While the pro-Gbagbo militias and security forces have been subject to allegations of human rights violations since the beginning of the post-electoral crisis, the United Nations has been saying for several days that it is preoccupied by the behavior of the Republican Forces of the Ivory Coast. Composed of combatants from the Forces nouvelles, the rebellion born of the failed coup d’état of 2002, these pro-Ouattara troops are said to have perpetrated “looting and serious human rights violations such as kidnappings, arbitrary arrests and mistreatment of civilians,” according to the United Nations high commissioner for human rights.

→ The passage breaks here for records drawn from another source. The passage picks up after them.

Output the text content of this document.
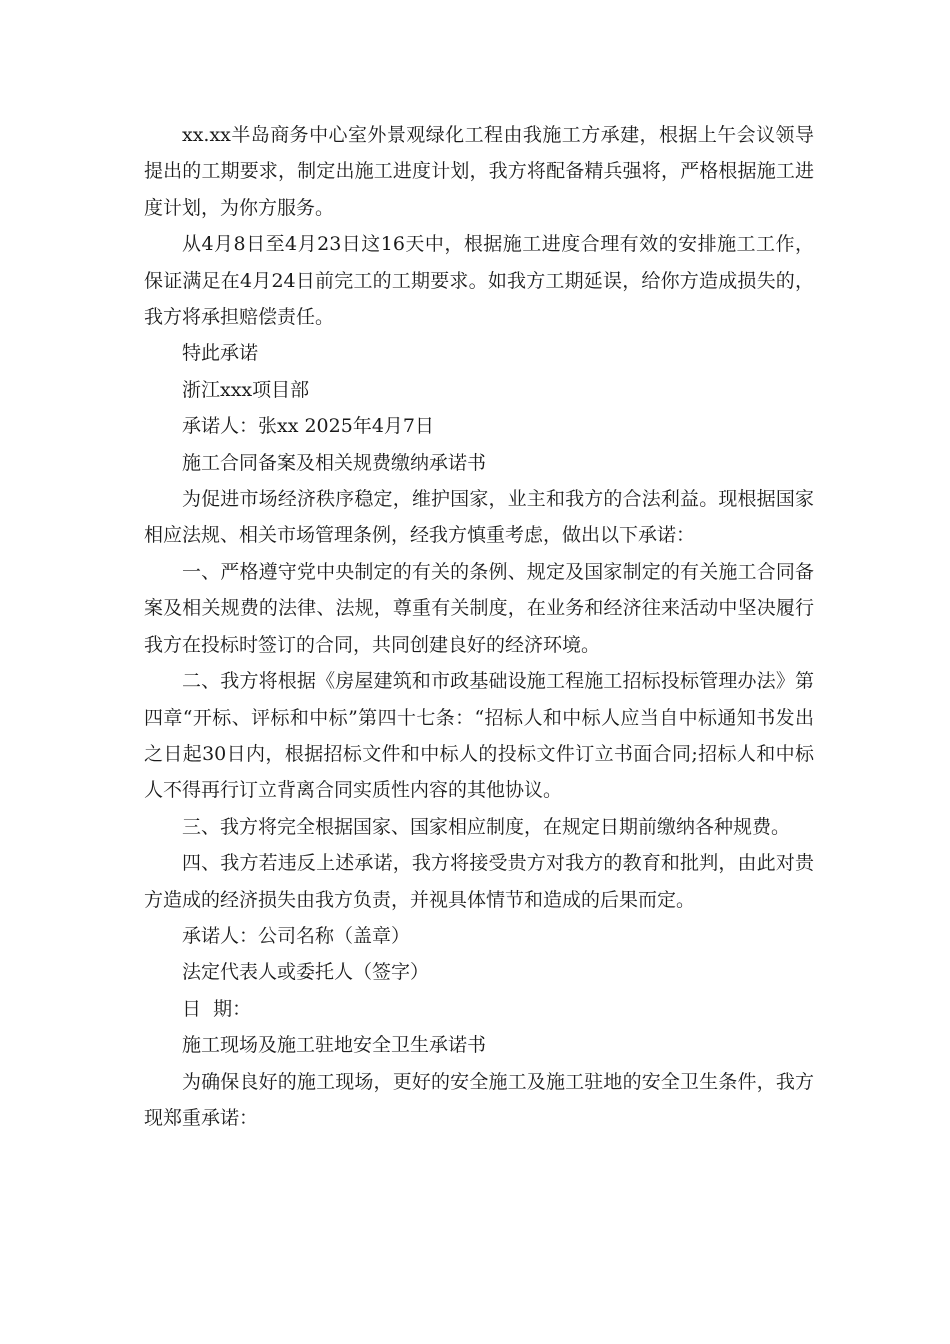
xx.xx半岛商务中心室外景观绿化工程由我施工方承建，根据上午会议领导提出的工期要求，制定出施工进度计划，我方将配备精兵强将，严格根据施工进度计划，为你方服务。

从4月8日至4月23日这16天中，根据施工进度合理有效的安排施工工作，保证满足在4月24日前完工的工期要求。如我方工期延误，给你方造成损失的，我方将承担赔偿责任。

特此承诺

浙江xxx项目部

承诺人：张xx 2025年4月7日

施工合同备案及相关规费缴纳承诺书

为促进市场经济秩序稳定，维护国家，业主和我方的合法利益。现根据国家相应法规、相关市场管理条例，经我方慎重考虑，做出以下承诺：

一、严格遵守党中央制定的有关的条例、规定及国家制定的有关施工合同备案及相关规费的法律、法规，尊重有关制度，在业务和经济往来活动中坚决履行我方在投标时签订的合同，共同创建良好的经济环境。

二、我方将根据《房屋建筑和市政基础设施工程施工招标投标管理办法》第四章“开标、评标和中标”第四十七条：“招标人和中标人应当自中标通知书发出之日起30日内，根据招标文件和中标人的投标文件订立书面合同;招标人和中标人不得再行订立背离合同实质性内容的其他协议。

三、我方将完全根据国家、国家相应制度，在规定日期前缴纳各种规费。

四、我方若违反上述承诺，我方将接受贵方对我方的教育和批判，由此对贵方造成的经济损失由我方负责，并视具体情节和造成的后果而定。

承诺人：公司名称（盖章）

法定代表人或委托人（签字）

日  期：

施工现场及施工驻地安全卫生承诺书

为确保良好的施工现场，更好的安全施工及施工驻地的安全卫生条件，我方现郑重承诺：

The pro-Ouattara “invisible commando,” which has been active for several weeks in Abidjan, is also the subject of accusations, which were again denied on April 3 by Alassane Ouattara, while the “battle of Abidjan” was still subjecting the economic capital to violence and looting.

The Ivory Coast has well and truly plunged back into a cycle of violence, and Gbagbo’s departure will surely not be enough to put an end to it. This is a foreseeable consequence of the failure to disarm the militias and the rebellion, although this was a precondition to the holding of elections which is stipulated in the Ouagadougou accord of 2007.

“Ouattara will be ill placed to disarm those who have put him in power, all the more so as his prime minister is Guillaume Soro, the leader of the rebellion. And if he is now claiming the rebellion as his regular army, then he will have to answer to the atrocities that it is committing,” said David Mauger of the association “Survie.”

Like his predecessor, the president recognized by “the international community” is coming to power in “calamitous” conditions.